SOUTH DOCK MARINA - ROTHERHITHE

And so to South Dock Marina by mid-morning on the top of the tide. The entrance is easily identified by Greenland Pier.




I called the Lockeeper on Channel 37 and she opened the gates straight away enabling me to glide straight in to the comforting quiet of the lock and then the marina.










A comfortable berth for a day or two after an arduous journey.

The marina has a busy boatyard. You can just see the lift out crane in this pic.








They lifted out a badly damaged rib for repair in the yard.

There are quite a few exciting rib ride businesses which were flourishing over the bank holiday weekend. Looks a bit dangerously dodgy to me. Must be getting old!






One branch of the family came up to see me. Lovely. We had a little birthday party on board and wandered around the marina complex. All kinds of boats from the fabulously glamourous 'Blue Trout' to the usual madhouses. Many birds nests - mallard, coot, moorhen, pochard and grebe. They seem very content in this arificial human world.



  Another branch of the family came the following day. Couldn't come Sunday as Allie was working. (You can see the marina is bang opposite the docklands development Canada Wharf.)

We wandered around and had a birthday lunch in The Mayflower, a riverside pub overlooking the Prospect of Whitby on the opposite bank. The Mayflower had provisioned and sailed from the very hard where this pub was sited.










The industrial archeology of Rotherhithe is fascinating so I decided to stay an extra day and have a look around. I followed the Thames Pathway which follows the riverside like a towpath.

The dock trade was mainly in timber from both East and West, predominantly from Canada and Greenland by the time this map was drawn.












There's a lot of old history left to see. There were more than one of these.
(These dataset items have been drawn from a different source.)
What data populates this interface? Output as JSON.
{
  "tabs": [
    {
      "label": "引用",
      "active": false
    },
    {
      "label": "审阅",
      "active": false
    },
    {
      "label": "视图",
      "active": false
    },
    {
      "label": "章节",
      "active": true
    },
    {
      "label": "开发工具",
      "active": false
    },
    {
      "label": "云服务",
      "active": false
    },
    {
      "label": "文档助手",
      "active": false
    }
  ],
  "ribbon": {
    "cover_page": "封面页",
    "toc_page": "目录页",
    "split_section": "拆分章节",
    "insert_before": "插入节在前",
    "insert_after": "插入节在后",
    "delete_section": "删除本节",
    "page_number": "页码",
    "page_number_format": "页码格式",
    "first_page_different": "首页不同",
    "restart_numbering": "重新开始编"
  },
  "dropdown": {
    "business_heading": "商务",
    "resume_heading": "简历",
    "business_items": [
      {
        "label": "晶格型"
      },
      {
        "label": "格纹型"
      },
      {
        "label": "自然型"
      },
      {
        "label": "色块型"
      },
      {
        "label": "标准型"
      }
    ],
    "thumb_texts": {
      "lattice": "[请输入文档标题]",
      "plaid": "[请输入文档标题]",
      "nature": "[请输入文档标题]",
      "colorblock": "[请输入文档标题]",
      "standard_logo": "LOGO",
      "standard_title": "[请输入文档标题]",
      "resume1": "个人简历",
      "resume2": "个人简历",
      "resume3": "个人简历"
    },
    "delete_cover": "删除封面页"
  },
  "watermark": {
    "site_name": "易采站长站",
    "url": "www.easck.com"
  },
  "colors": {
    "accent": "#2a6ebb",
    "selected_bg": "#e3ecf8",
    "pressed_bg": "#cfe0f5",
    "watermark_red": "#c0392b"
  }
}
What is it?










A left over crane.




This is the entrance to the city farm.

The footpath was plagued with joggers!



































Where I had a cup of tea.














Further round I could see across the river to St Paul's Shadwell Church where Allie is Curate.












And then back to Lady Cate through lovely park and woodland created from the filled in Russia Dock, lying down the centre of the peninsula.